Mal iniciara seu discurso, o deputado
embatucou:
— Senhor Presidente: eu não sou daqueles
que...
O verbo ia para o singular ou para o plural?
Tudo indicava o plural. No entanto, podia perfeitamente ser o singular:
— Não sou daqueles que...
Não sou daqueles que recusam... No plural
soava melhor. Mas era preciso precaver-se contra essas armadilhas da linguagem
— que recusa? — ele que tão facilmente caia nelas, e era logo massacrado com um
aparte. Não sou daqueles que... Resolveu ganhar tempo:
— ... embora perfeitamente cônscio das minhas
altas responsabilidades como representante do povo nesta Casa, não sou...
Daqueles que recusa, evidentemente. Como é
que podia ter pensado em plural? Era um desses casos que os gramáticos
registram nas suas questiúnculas de português: ia para o singular, não tinha
dúvida. Idiotismo de linguagem, devia ser.
— ... daqueles que, em momentos de extrema
gravidade, como este que o Brasil atravessa...
Safara-se porque nem se lembrava do verbo que
pretendia usar:
— Não sou daqueles que...
Daqueles que o quê? Qualquer coisa, contanto
que atravessasse de uma vez essa traiçoeira pinguela gramatical em que sua
oratória lamentavelmente se havia metido de saída. Mas a concordância? Qualquer
verbo servia, desde que conjugado corretamente, no singular. Ou no plural:
— Não sou daqueles que, dizia eu — e é bom
que se repita sempre, senhor Presidente, para que possamos ser dignos da
confiança em nós depositada...
Intercalava orações e mais orações, voltando
sempre ao ponto de partida, incapaz de se definir por esta ou aquela
concordância. Ambas com aparência castiça. Ambas legítimas. Ambas
gramaticalmente lídimas, segundo o vernáculo:
— Neste momento tão grave para os destinos da
nossa nacionalidade.
Ambas legítimas? Não, não podia ser. Sabia
bem que a expressão "daqueles que" era coisa já estudada e decidida
por tudo quanto é gramaticóide por aí, qualquer um sabia que levava sempre o
verbo ao plural:
— ... não sou daqueles que, conforme
afirmava...
Ou ao singular? Há exceções, e aquela bem
podia ser uma delas. Daqueles que. Não sou UM daqueles que.
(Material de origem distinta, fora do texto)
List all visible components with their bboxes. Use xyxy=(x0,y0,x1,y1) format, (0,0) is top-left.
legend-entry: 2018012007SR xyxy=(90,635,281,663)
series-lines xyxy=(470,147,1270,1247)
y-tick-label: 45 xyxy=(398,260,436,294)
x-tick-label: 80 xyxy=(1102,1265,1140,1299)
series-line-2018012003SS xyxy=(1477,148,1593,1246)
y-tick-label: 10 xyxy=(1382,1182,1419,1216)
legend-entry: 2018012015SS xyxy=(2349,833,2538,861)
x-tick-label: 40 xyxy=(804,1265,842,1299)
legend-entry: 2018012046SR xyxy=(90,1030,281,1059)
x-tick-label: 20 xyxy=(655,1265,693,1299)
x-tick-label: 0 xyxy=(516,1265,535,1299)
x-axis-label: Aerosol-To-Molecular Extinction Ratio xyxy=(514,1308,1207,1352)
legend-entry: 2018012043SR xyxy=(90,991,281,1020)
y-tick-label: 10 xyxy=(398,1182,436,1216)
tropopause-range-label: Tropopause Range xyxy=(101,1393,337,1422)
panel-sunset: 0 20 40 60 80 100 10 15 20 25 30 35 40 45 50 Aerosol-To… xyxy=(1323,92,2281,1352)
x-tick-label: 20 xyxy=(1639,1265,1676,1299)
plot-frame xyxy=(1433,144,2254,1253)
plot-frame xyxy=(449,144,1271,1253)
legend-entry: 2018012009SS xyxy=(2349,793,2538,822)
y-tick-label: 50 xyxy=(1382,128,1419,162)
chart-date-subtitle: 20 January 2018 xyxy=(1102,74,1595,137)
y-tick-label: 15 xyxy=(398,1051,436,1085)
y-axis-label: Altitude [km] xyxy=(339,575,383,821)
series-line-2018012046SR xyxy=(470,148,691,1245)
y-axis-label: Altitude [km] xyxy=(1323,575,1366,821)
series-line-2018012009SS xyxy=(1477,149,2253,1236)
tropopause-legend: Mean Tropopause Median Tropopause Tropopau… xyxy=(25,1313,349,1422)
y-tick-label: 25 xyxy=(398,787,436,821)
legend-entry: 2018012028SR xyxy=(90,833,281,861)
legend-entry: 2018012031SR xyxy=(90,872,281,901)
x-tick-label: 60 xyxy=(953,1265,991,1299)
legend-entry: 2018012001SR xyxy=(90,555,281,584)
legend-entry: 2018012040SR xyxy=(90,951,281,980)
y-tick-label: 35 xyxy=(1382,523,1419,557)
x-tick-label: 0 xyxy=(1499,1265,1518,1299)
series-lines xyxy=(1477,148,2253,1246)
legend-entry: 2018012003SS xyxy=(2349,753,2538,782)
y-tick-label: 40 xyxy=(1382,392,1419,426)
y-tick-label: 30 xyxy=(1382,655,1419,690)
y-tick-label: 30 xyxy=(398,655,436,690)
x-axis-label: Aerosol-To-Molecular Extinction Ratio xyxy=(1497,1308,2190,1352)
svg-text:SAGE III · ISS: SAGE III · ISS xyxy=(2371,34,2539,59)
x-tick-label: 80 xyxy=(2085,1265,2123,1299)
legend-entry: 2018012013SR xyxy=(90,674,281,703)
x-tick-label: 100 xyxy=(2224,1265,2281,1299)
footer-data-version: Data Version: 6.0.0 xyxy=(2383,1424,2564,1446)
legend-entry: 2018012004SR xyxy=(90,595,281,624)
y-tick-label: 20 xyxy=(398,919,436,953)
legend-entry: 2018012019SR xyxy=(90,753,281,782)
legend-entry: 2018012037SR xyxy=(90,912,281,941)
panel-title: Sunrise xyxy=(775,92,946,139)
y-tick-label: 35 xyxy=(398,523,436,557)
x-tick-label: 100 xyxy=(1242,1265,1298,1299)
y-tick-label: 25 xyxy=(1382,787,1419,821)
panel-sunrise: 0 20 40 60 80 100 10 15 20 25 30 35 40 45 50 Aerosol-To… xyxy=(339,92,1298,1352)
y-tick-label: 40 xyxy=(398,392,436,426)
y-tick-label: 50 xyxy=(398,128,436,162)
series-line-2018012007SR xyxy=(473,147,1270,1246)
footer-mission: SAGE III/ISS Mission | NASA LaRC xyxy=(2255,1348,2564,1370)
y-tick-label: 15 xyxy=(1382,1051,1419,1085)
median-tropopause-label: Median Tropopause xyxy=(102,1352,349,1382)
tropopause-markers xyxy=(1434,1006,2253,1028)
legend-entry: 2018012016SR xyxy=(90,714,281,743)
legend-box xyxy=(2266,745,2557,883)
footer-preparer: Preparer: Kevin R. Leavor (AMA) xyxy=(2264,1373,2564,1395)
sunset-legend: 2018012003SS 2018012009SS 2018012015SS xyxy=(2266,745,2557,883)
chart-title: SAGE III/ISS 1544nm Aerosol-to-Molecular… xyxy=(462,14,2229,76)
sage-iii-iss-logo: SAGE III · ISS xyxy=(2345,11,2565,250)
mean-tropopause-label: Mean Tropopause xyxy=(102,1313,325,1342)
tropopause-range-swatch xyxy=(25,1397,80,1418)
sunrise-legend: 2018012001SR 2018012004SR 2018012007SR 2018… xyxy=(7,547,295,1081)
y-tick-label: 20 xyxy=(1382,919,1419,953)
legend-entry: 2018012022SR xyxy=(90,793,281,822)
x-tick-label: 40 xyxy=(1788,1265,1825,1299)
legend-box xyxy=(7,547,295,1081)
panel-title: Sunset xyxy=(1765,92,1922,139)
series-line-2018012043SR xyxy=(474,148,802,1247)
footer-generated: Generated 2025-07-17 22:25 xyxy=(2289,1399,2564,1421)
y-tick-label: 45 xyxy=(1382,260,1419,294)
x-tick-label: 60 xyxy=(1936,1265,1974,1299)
Um que recusa,
daqueles que recusam. Ah! o verbo era recusar:
— Senhor Presidente. Meus nobres colegas.
A concordância que fosse para o diabo.
Intercalou mais uma oração e foi em frente com bravura, disposto a tudo,
afirmando não ser daqueles que...
— Como?
Acolheu a interrupção com um suspiro de
alívio:
— Não ouvi bem o aparte do nobre deputado.
Silêncio. Ninguém dera aparte nenhum.
— Vossa Excelência, por obséquio, queira
falar mais alto, que não ouvi bem — e apontava, agoniado, um dos deputados mais
próximos.
— Eu? Mas eu não disse nada...
— Terei o maior prazer em responder ao aparte
do nobre colega. Qualquer aparte.
O silêncio continuava. Interessados, os
demais deputados se agrupavam em torno do orador, aguardando o desfecho daquela
agonia, que agora já era, como no verso de Bilac, a agonia do herói e a agonia
da tarde.
— Que é que você acha? — cochichou um.
— Acho que vai para o singular.
— Pois eu não: para o plural, é lógico.
O orador seguia na sua luta:
— Como afirmava no começo de meu discurso,
senhor Presidente...
Tirou o lenço do bolso e enxugou o suor da
testa. Vontade de aproveitar-se do gesto e pedir ajuda ao próprio Presidente da
mesa: por favor, apura aí pra mim, como é que é, me tira desta...
— Quero comunicar ao nobre orador que o seu
tempo se acha
esgotado.
— Apenas algumas palavras, senhor Presidente,
para terminar o meu discurso: e antes de terminar, quero deixar bem claro que,
a esta altura de minha existência, depois de mais de vinte anos de vida
pública...
E entrava por novos desvios:
— Muito embora... sabendo perfeitamente... os
imperativos de minha consciência cívica... senhor Presidente... e o declaro
peremptoriamente... não sou daqueles que...
O Presidente voltou a adverti-lo que seu
tempo se esgotara. Não havia mais por que fugir:
— Senhor Presidente, meus nobres colegas!
Resolveu arrematar de qualquer maneira.
Encheu o peito de desfechou:
— Em suma: não sou daqueles. Tenho dito.
Houve um suspiro de alívio em todo o plenário, as palmas
romperam. Muito bem! Muito bem! O orador foi vivamente cumprimentado.